To evaluate whether the BAT could guide the decision when to discontinue VIT safely, a separate cross-sectional comparison with 30 patients (8 being re-stung without reaction) treated for 3 years was performed. At this time-point, as compared to pretreatment values of systemic reactors, significant inhibition of basophil activation was demonstrable for stimulation with 0.01 and also for 0.1 μg/mL venom. Although one could argue longitudinal analysis over 3 years to provide more robust data, we believe our cross-sectional investigation in matched patients to be highly suggestive for basophil responsiveness further to decrease with time, with more and more of the patients becoming negative during prolonged maintenance therapy. This frequency of reduced and absent basophilic responsiveness is consistent with the trend to diminished skin test sensitivity demonstrated by others (24). In this study these authors demonstrated VIT administrated for more than 5 years to induce an at least 10-fold decline in skin test sensitivity in over 95% and complete negativation of skin test responses in approximately 60–70% of the patients, respectively.
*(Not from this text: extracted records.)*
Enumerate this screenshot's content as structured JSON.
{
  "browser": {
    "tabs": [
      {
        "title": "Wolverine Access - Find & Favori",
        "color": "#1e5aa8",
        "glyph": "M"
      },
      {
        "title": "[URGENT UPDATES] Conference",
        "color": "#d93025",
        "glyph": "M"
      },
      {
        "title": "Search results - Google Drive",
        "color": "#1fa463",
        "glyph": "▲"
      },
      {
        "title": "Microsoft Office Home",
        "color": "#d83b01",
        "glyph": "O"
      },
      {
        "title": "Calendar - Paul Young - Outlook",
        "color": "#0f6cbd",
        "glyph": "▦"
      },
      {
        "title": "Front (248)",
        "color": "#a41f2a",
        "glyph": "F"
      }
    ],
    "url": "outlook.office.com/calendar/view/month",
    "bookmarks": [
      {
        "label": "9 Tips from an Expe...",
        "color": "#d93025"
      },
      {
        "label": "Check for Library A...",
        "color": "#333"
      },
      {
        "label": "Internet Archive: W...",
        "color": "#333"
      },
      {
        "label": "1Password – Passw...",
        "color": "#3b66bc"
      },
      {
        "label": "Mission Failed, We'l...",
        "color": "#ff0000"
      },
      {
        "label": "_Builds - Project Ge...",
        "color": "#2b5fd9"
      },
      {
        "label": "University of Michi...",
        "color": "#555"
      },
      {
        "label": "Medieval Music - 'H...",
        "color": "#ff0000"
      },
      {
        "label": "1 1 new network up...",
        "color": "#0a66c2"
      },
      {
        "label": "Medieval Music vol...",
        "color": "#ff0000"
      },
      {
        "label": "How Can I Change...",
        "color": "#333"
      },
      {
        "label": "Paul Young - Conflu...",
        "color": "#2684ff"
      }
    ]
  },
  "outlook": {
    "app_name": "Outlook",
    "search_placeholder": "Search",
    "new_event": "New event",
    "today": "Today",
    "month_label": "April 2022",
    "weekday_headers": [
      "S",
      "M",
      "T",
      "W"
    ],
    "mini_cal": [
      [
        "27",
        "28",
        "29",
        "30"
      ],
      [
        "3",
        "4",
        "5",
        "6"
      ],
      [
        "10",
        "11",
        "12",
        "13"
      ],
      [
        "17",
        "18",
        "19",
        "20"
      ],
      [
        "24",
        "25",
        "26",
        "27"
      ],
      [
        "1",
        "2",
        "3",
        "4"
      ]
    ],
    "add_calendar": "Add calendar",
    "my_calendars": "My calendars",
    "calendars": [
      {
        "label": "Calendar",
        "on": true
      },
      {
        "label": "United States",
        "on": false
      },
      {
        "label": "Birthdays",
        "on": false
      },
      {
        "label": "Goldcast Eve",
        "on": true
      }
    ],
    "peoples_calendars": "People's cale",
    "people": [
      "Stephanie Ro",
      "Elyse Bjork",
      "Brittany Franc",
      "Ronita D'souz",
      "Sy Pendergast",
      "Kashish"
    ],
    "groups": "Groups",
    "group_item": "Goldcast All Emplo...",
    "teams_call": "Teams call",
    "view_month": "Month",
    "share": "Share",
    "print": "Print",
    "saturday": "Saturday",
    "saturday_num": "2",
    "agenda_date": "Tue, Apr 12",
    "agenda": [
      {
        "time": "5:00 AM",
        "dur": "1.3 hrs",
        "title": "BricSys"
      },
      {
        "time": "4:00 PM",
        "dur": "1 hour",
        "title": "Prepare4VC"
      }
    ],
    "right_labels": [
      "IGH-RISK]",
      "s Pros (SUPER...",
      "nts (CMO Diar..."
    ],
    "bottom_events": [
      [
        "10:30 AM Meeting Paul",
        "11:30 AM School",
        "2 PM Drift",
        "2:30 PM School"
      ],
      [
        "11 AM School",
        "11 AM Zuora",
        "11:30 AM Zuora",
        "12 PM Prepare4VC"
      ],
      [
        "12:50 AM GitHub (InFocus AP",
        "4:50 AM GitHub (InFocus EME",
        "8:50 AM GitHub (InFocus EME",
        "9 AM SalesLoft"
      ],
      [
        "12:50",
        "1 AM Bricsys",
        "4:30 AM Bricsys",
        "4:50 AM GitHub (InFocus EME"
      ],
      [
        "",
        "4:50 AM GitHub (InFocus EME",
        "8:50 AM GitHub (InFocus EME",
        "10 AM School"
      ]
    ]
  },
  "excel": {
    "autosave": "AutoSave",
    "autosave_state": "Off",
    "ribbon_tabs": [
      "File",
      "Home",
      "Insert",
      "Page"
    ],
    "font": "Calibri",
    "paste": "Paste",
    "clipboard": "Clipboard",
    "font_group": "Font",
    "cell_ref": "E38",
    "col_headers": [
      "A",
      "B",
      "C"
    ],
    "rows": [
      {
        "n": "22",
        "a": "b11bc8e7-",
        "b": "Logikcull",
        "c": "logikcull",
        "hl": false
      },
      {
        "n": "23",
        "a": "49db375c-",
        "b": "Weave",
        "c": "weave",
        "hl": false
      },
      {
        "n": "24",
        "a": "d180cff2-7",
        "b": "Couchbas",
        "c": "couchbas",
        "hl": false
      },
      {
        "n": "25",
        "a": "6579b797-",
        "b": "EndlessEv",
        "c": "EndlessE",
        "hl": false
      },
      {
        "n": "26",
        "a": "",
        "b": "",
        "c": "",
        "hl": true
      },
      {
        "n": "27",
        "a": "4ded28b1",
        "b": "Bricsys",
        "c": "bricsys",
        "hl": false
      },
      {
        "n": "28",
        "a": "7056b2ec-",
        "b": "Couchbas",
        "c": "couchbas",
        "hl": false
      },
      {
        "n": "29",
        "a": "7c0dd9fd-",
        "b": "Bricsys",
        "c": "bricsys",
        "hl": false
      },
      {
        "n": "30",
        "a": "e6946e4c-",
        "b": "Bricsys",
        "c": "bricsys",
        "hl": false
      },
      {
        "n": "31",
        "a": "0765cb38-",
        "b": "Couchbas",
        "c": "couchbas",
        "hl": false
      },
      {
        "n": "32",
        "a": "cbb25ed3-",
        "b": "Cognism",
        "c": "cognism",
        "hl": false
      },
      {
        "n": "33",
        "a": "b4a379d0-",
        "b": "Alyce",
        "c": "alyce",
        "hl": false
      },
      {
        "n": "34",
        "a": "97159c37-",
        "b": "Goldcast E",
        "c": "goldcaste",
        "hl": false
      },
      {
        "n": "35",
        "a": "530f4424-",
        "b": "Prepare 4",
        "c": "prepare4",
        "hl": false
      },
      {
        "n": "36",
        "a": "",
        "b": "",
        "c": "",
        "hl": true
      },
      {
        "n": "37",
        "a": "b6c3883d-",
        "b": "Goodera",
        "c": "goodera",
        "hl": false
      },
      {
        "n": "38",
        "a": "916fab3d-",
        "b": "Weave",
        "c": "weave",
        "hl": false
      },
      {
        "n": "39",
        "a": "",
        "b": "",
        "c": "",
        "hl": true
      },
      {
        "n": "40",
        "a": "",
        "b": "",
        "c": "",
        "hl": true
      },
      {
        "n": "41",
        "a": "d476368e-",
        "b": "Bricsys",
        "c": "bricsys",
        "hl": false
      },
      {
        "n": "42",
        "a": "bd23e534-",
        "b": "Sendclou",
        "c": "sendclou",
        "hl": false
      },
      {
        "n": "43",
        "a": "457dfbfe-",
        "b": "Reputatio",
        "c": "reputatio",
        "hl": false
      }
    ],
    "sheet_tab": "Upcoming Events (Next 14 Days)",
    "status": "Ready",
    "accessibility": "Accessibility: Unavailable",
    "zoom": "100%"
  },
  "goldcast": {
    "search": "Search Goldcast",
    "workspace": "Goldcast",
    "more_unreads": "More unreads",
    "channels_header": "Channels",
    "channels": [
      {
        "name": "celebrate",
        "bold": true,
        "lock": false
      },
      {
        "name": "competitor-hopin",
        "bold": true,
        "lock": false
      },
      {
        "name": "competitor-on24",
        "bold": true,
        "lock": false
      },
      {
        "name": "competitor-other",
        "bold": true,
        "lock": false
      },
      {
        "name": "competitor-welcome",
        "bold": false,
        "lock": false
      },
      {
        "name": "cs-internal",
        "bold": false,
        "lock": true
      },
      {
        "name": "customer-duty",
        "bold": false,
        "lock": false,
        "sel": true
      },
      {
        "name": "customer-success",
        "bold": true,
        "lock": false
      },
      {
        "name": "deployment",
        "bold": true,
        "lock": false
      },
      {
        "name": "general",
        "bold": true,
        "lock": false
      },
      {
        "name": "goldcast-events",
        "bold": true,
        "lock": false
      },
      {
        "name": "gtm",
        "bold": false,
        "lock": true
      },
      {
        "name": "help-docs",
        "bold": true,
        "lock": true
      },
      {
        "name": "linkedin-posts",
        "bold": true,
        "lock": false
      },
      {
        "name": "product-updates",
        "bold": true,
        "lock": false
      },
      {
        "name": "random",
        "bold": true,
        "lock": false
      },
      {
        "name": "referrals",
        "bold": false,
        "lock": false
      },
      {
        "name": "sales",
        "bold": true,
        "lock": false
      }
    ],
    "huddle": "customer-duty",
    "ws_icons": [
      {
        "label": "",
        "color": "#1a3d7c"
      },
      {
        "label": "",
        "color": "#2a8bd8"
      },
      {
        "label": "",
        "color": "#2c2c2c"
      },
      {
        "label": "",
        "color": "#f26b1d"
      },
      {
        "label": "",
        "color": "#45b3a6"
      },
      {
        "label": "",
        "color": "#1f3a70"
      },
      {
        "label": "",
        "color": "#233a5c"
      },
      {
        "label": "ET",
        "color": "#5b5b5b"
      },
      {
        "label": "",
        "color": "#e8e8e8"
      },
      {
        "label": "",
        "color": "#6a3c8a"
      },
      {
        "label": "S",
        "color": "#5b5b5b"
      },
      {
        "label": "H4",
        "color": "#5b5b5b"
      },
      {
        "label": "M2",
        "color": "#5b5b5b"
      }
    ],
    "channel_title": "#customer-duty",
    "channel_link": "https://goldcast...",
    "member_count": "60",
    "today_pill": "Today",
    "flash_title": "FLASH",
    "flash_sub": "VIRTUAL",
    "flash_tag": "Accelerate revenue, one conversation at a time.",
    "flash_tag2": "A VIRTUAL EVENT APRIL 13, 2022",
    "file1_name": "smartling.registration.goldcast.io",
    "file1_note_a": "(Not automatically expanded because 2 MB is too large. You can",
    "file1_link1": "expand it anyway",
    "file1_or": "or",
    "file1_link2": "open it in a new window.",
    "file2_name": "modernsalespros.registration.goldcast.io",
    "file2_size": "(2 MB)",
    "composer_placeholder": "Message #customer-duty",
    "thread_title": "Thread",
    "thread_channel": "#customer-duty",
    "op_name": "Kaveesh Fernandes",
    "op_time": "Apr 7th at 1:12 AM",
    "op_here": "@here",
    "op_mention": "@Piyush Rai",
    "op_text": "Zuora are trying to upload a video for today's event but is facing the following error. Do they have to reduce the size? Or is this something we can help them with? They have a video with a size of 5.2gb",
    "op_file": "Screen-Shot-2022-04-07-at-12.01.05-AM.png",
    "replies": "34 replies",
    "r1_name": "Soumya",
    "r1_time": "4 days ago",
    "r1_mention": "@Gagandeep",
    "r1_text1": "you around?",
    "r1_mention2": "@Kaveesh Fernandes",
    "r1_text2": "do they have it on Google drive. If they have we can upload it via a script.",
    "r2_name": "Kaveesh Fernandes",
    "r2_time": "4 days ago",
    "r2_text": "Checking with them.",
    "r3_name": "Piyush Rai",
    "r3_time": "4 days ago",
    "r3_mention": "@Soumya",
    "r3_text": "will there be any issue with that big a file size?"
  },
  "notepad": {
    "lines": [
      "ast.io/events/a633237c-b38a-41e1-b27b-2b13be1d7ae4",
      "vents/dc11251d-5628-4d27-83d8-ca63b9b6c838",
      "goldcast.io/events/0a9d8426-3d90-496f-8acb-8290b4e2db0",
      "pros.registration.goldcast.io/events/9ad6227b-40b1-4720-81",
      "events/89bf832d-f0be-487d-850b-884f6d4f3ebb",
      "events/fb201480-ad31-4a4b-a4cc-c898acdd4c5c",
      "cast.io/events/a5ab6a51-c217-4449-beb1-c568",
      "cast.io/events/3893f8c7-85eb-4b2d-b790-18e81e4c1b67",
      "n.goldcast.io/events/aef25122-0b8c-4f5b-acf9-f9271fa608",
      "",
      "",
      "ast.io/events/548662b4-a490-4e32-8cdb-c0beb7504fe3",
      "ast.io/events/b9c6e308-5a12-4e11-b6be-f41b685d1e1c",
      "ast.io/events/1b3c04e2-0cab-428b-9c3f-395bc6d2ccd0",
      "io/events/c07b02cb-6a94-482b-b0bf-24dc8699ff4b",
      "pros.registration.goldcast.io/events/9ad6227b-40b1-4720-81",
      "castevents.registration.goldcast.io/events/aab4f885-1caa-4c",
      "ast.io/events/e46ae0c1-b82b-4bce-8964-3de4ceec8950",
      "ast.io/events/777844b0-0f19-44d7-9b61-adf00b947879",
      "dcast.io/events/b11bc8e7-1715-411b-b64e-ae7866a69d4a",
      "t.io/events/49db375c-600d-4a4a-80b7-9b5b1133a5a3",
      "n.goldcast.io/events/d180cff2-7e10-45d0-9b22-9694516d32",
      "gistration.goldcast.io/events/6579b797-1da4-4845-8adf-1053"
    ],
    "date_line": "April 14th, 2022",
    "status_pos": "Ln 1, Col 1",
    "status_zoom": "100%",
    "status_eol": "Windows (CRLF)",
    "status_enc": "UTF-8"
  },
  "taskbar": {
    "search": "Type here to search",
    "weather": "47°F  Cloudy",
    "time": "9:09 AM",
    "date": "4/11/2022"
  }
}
Taken together, from our data it emerges flow cytometry constitute a reliable tool to diagnose wasp venom anaphylaxis. Furthermore, we confirmed the technique to provide the physician with an instrument to take the sting out of difficult cases with inconsistent IgE and skin test results that hinder correct identification of the culprit (19, 30, 47).
Finally, for the first time, it is demonstrated that the technique might offer an in vitro tool to monitor successful VIT. However, it should be acknowledged that responsiveness in our assay might not really represent a basophil property, but rather mirror less IgE that is cross-linked on the cell membrane because of decreased specific IgE or induction of blocking IgG antibodies.